In Lianes rotem Mini Cooper war es brütend heiß, als sie sich

im dichten Verkehrsgewühl des

beginnenden Feierabends durch die Friedrichshafener Innenstadt kämpfte.

Schon bereute sie die Kaffeepause mit ihrer Freundin Elfie und wünschte, sie wäre früher losgefahren, zumal Lukas, der im Fond ihres Wagens in seinem Kindersitz saß, immer unruhiger wurde.

Bald verlangte er nach seinen Spielsachen, bald klagte er über die Hitze, bald wollte er etwas trinken.

Kein Wunder, daß Liane sich erleichtert aufatmend den Schweiß von der Stirn wischte, als sie endlich abbiegen und auf die Bundesstraße auffahren konnte, die nach Hagenau führte.

Hier ging es zum Glück zügig voran, und es dauerte nicht lange, bis zuerst der zwischen üppig grünenden Weinbergen gelegene Ort mit seiner zwiebelturmgekrönten Kirche und dann das Albrechtsche Haus in Sicht kamen.

Liane konnte es kaum mehr erwarten, ihren Wagen unter dem glyzinienüberwachten Carport zum Stehen zu bringen.

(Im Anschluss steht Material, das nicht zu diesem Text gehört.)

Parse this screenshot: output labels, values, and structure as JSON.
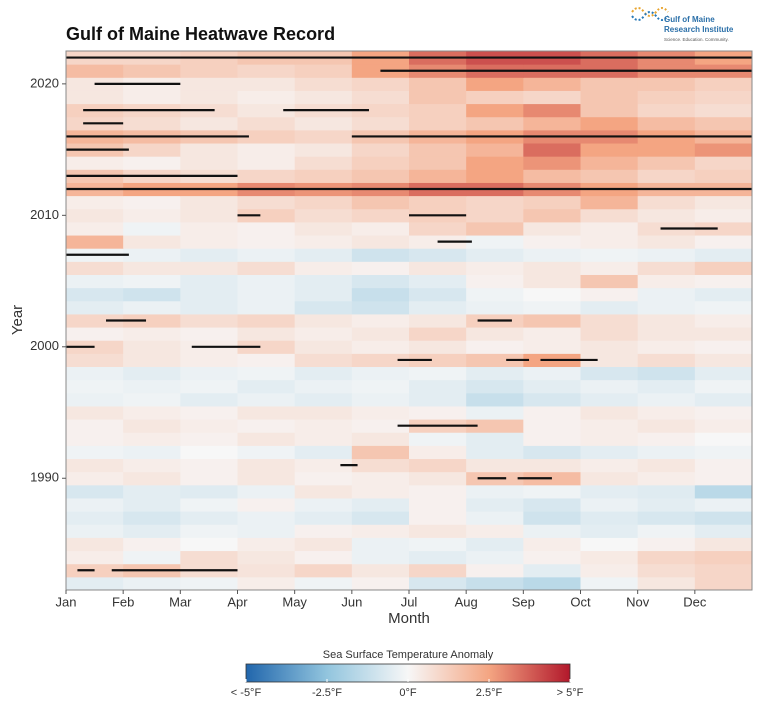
{
  "logo": {
    "line1": "Gulf of Maine",
    "line2": "Research Institute",
    "tagline": "Science. Education. Community."
  },
  "chart_data": {
    "type": "heatmap",
    "title": "Gulf of Maine Heatwave Record",
    "x_label": "Month",
    "y_label": "Year",
    "xlim": [
      0,
      12
    ],
    "xticks": [
      {
        "value": 0,
        "label": "Jan"
      },
      {
        "value": 1,
        "label": "Feb"
      },
      {
        "value": 2,
        "label": "Mar"
      },
      {
        "value": 3,
        "label": "Apr"
      },
      {
        "value": 4,
        "label": "May"
      },
      {
        "value": 5,
        "label": "Jun"
      },
      {
        "value": 6,
        "label": "Jul"
      },
      {
        "value": 7,
        "label": "Aug"
      },
      {
        "value": 8,
        "label": "Sep"
      },
      {
        "value": 9,
        "label": "Oct"
      },
      {
        "value": 10,
        "label": "Nov"
      },
      {
        "value": 11,
        "label": "Dec"
      }
    ],
    "ylim": [
      1981.5,
      2022.5
    ],
    "yticks": [
      1990,
      2000,
      2010,
      2020
    ],
    "years": [
      1982,
      1983,
      1984,
      1985,
      1986,
      1987,
      1988,
      1989,
      1990,
      1991,
      1992,
      1993,
      1994,
      1995,
      1996,
      1997,
      1998,
      1999,
      2000,
      2001,
      2002,
      2003,
      2004,
      2005,
      2006,
      2007,
      2008,
      2009,
      2010,
      2011,
      2012,
      2013,
      2014,
      2015,
      2016,
      2017,
      2018,
      2019,
      2020,
      2021,
      2022
    ],
    "values": [
      [
        -0.5,
        -0.3,
        -0.2,
        0.3,
        -0.2,
        0.2,
        -0.8,
        -1.2,
        -1.5,
        -0.2,
        0.5,
        1.0
      ],
      [
        1.2,
        1.5,
        0.8,
        0.6,
        1.0,
        0.5,
        1.0,
        0.2,
        -0.5,
        0.3,
        0.8,
        1.0
      ],
      [
        0.3,
        -0.2,
        0.8,
        0.5,
        0.2,
        -0.3,
        -0.5,
        -0.3,
        0.2,
        0.4,
        1.0,
        1.2
      ],
      [
        0.5,
        0.2,
        0.0,
        0.3,
        0.5,
        -0.3,
        -0.2,
        -0.5,
        0.3,
        0.0,
        0.2,
        0.5
      ],
      [
        -0.3,
        -0.5,
        -0.2,
        -0.3,
        0.2,
        0.3,
        0.5,
        0.3,
        -0.3,
        -0.5,
        -0.2,
        -0.5
      ],
      [
        -0.5,
        -0.8,
        -0.5,
        -0.3,
        -0.5,
        -0.8,
        0.2,
        -0.3,
        -1.0,
        -0.6,
        -0.8,
        -1.0
      ],
      [
        -0.3,
        -0.5,
        -0.2,
        0.2,
        -0.3,
        -0.5,
        0.2,
        -0.5,
        -0.8,
        -0.3,
        -0.5,
        -0.3
      ],
      [
        -0.8,
        -0.5,
        -0.6,
        -0.3,
        0.5,
        0.3,
        0.2,
        -0.3,
        -0.2,
        -0.5,
        -0.6,
        -1.5
      ],
      [
        0.3,
        0.5,
        0.2,
        0.5,
        0.2,
        0.3,
        0.5,
        1.5,
        1.8,
        0.5,
        0.3,
        0.2
      ],
      [
        0.5,
        0.3,
        0.2,
        0.5,
        0.3,
        0.8,
        1.0,
        0.5,
        0.5,
        0.3,
        0.5,
        0.2
      ],
      [
        -0.2,
        -0.3,
        0.0,
        -0.2,
        -0.5,
        1.5,
        0.3,
        -0.5,
        -0.8,
        -0.5,
        -0.3,
        -0.2
      ],
      [
        0.2,
        0.3,
        0.2,
        0.5,
        0.3,
        0.5,
        -0.2,
        -0.5,
        0.2,
        0.3,
        0.2,
        0.0
      ],
      [
        0.2,
        0.5,
        0.3,
        0.2,
        0.3,
        0.2,
        1.2,
        1.5,
        0.2,
        0.3,
        0.5,
        0.3
      ],
      [
        0.5,
        0.3,
        0.2,
        0.5,
        0.5,
        0.3,
        0.2,
        -0.3,
        0.2,
        0.5,
        0.3,
        0.2
      ],
      [
        -0.3,
        -0.2,
        -0.5,
        -0.3,
        -0.5,
        -0.3,
        -0.5,
        -1.2,
        -0.8,
        -0.5,
        -0.3,
        -0.5
      ],
      [
        -0.2,
        -0.3,
        -0.2,
        -0.5,
        -0.3,
        -0.2,
        -0.5,
        -0.8,
        -0.5,
        -0.3,
        -0.5,
        -0.2
      ],
      [
        -0.3,
        -0.5,
        -0.3,
        -0.2,
        -0.5,
        -0.3,
        -0.2,
        -0.5,
        -0.3,
        -0.8,
        -1.0,
        -0.5
      ],
      [
        0.8,
        0.5,
        0.3,
        0.2,
        0.8,
        1.0,
        1.2,
        1.5,
        2.5,
        0.5,
        0.8,
        0.5
      ],
      [
        1.0,
        0.5,
        0.3,
        1.0,
        0.5,
        0.3,
        0.5,
        0.2,
        0.3,
        0.5,
        0.3,
        0.2
      ],
      [
        0.2,
        0.3,
        0.2,
        0.5,
        0.3,
        0.5,
        1.0,
        0.5,
        0.3,
        0.8,
        0.5,
        0.5
      ],
      [
        1.0,
        1.2,
        0.8,
        1.0,
        0.5,
        0.3,
        0.5,
        1.2,
        1.5,
        0.8,
        0.5,
        0.3
      ],
      [
        -0.5,
        -0.3,
        -0.5,
        -0.3,
        -0.8,
        -1.0,
        -0.5,
        -0.3,
        -0.2,
        -0.5,
        -0.3,
        -0.2
      ],
      [
        -0.8,
        -1.0,
        -0.5,
        -0.3,
        -0.5,
        -1.2,
        -0.8,
        -0.2,
        0.0,
        0.2,
        -0.3,
        -0.5
      ],
      [
        -0.3,
        -0.2,
        -0.5,
        -0.3,
        -0.5,
        -0.8,
        -0.5,
        0.2,
        0.5,
        1.5,
        0.3,
        0.2
      ],
      [
        0.8,
        0.5,
        0.5,
        0.8,
        0.3,
        0.2,
        0.5,
        0.3,
        0.5,
        0.3,
        0.8,
        1.2
      ],
      [
        -0.2,
        -0.3,
        -0.5,
        -0.3,
        -0.5,
        -1.0,
        -0.8,
        -0.5,
        -0.3,
        -0.2,
        -0.3,
        -0.5
      ],
      [
        2.0,
        0.5,
        0.3,
        0.2,
        0.3,
        0.5,
        0.3,
        -0.2,
        0.2,
        0.3,
        0.5,
        0.2
      ],
      [
        0.3,
        -0.2,
        0.3,
        0.2,
        0.5,
        0.3,
        1.0,
        1.5,
        0.5,
        0.3,
        0.8,
        1.0
      ],
      [
        0.5,
        0.3,
        0.5,
        1.2,
        0.8,
        1.0,
        1.2,
        1.0,
        1.5,
        0.8,
        0.5,
        0.3
      ],
      [
        0.3,
        0.2,
        0.5,
        0.8,
        1.0,
        1.5,
        1.2,
        1.0,
        1.2,
        2.0,
        0.8,
        0.5
      ],
      [
        2.0,
        2.5,
        2.5,
        3.0,
        2.8,
        3.0,
        3.5,
        3.5,
        3.0,
        2.5,
        2.0,
        2.0
      ],
      [
        1.5,
        1.0,
        0.8,
        1.0,
        1.2,
        1.5,
        2.0,
        2.5,
        1.8,
        1.5,
        1.0,
        1.2
      ],
      [
        0.3,
        0.2,
        0.5,
        0.3,
        0.8,
        1.2,
        1.5,
        2.5,
        2.8,
        2.0,
        1.5,
        1.0
      ],
      [
        1.5,
        1.0,
        0.5,
        0.3,
        0.5,
        1.0,
        1.5,
        2.0,
        3.5,
        2.5,
        2.5,
        2.8
      ],
      [
        2.0,
        1.8,
        1.5,
        1.2,
        1.0,
        1.5,
        2.0,
        2.5,
        3.0,
        3.0,
        2.5,
        2.0
      ],
      [
        1.0,
        0.8,
        0.5,
        0.8,
        0.5,
        0.8,
        1.2,
        1.5,
        2.0,
        2.5,
        1.8,
        1.5
      ],
      [
        1.2,
        1.0,
        0.8,
        0.5,
        0.8,
        1.0,
        1.2,
        2.5,
        3.0,
        1.5,
        1.0,
        0.8
      ],
      [
        0.5,
        0.3,
        0.5,
        0.3,
        0.5,
        0.8,
        1.5,
        1.2,
        1.0,
        1.5,
        1.2,
        1.0
      ],
      [
        0.5,
        0.3,
        0.5,
        0.5,
        0.8,
        1.0,
        1.5,
        2.5,
        2.0,
        1.5,
        1.5,
        1.2
      ],
      [
        1.8,
        1.5,
        1.2,
        1.0,
        1.2,
        2.5,
        3.0,
        3.5,
        3.5,
        3.5,
        3.0,
        3.0
      ],
      [
        1.0,
        1.0,
        1.2,
        1.5,
        1.5,
        2.5,
        3.5,
        4.0,
        4.0,
        3.5,
        3.0,
        2.5
      ]
    ],
    "heatwaves": [
      {
        "year": 2022,
        "start": 0.0,
        "end": 12.0
      },
      {
        "year": 2021,
        "start": 5.5,
        "end": 12.0
      },
      {
        "year": 2020,
        "start": 0.5,
        "end": 2.0
      },
      {
        "year": 2018,
        "start": 0.3,
        "end": 2.6
      },
      {
        "year": 2018,
        "start": 3.8,
        "end": 5.3
      },
      {
        "year": 2017,
        "start": 0.3,
        "end": 1.0
      },
      {
        "year": 2016,
        "start": 0.0,
        "end": 3.2
      },
      {
        "year": 2016,
        "start": 5.0,
        "end": 12.0
      },
      {
        "year": 2015,
        "start": 0.0,
        "end": 1.1
      },
      {
        "year": 2013,
        "start": 0.0,
        "end": 3.0
      },
      {
        "year": 2012,
        "start": 0.0,
        "end": 12.0
      },
      {
        "year": 2010,
        "start": 3.0,
        "end": 3.4
      },
      {
        "year": 2010,
        "start": 6.0,
        "end": 7.0
      },
      {
        "year": 2009,
        "start": 10.4,
        "end": 11.4
      },
      {
        "year": 2008,
        "start": 6.5,
        "end": 7.1
      },
      {
        "year": 2007,
        "start": 0.0,
        "end": 1.1
      },
      {
        "year": 2002,
        "start": 0.7,
        "end": 1.4
      },
      {
        "year": 2002,
        "start": 7.2,
        "end": 7.8
      },
      {
        "year": 2000,
        "start": 0.0,
        "end": 0.5
      },
      {
        "year": 2000,
        "start": 2.2,
        "end": 3.4
      },
      {
        "year": 1999,
        "start": 5.8,
        "end": 6.4
      },
      {
        "year": 1999,
        "start": 7.7,
        "end": 8.1
      },
      {
        "year": 1999,
        "start": 8.3,
        "end": 9.3
      },
      {
        "year": 1994,
        "start": 5.8,
        "end": 7.2
      },
      {
        "year": 1991,
        "start": 4.8,
        "end": 5.1
      },
      {
        "year": 1990,
        "start": 7.2,
        "end": 7.7
      },
      {
        "year": 1990,
        "start": 7.9,
        "end": 8.5
      },
      {
        "year": 1983,
        "start": 0.2,
        "end": 0.5
      },
      {
        "year": 1983,
        "start": 0.8,
        "end": 3.0
      }
    ],
    "heatwave_color": "#111111",
    "color_scale": [
      "#2166ac",
      "#92c5de",
      "#f7f7f7",
      "#f4a582",
      "#b2182b"
    ],
    "colorbar": {
      "title": "Sea Surface Temperature Anomaly",
      "lim": [
        -5,
        5
      ],
      "ticks": [
        {
          "value": -5,
          "label": "< -5°F"
        },
        {
          "value": -2.5,
          "label": "-2.5°F"
        },
        {
          "value": 0,
          "label": "0°F"
        },
        {
          "value": 2.5,
          "label": "2.5°F"
        },
        {
          "value": 5,
          "label": "> 5°F"
        }
      ]
    }
  }
}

Rasant nahm sie die Kurve und trat wenige Sekunden später erschrocken auf die Bremse, weil sie beinahe auf Hans’ silbergraue Mercedes-Limousine aufgefahren wäre.

Mit einem raschen Blick auf ihre Armbanduhr vergewisserte sie sich, daß seit ihrem Aufbruch in Friedrichshafen trotz des Staus, der sie aufgehalten hatte, noch keine volle Stunde vergangen war, schüttelte verblüfft den Kopf und wandte sich zu Lukas zurück.

»Schau mal, Lukas, der Papa ist da! Der Papa ist heute schon zu Hause!«

Lukas, der endlich eingenickt war, öffnete verschlafen die Augen.

Es dauerte eine Weile, bis er begriff, doch dann war er mit einem Schlag hellwach.

»Der Papa?« jubelte er. »Dann muß er gleich mit mir hinunter zum See gehen, damit mein neues Krokodil schwimmen kann. Und meinen Roller muß er auch reparieren. Und mir meine neuen Bilderbücher vorlesen und…«

Liane seufzte.

Sie konnte sich nicht vorstellen, daß ihr Mann auf derlei Dinge Lust verspürte, sagte aber nichts, um Lukas die Freude nicht zu verderben.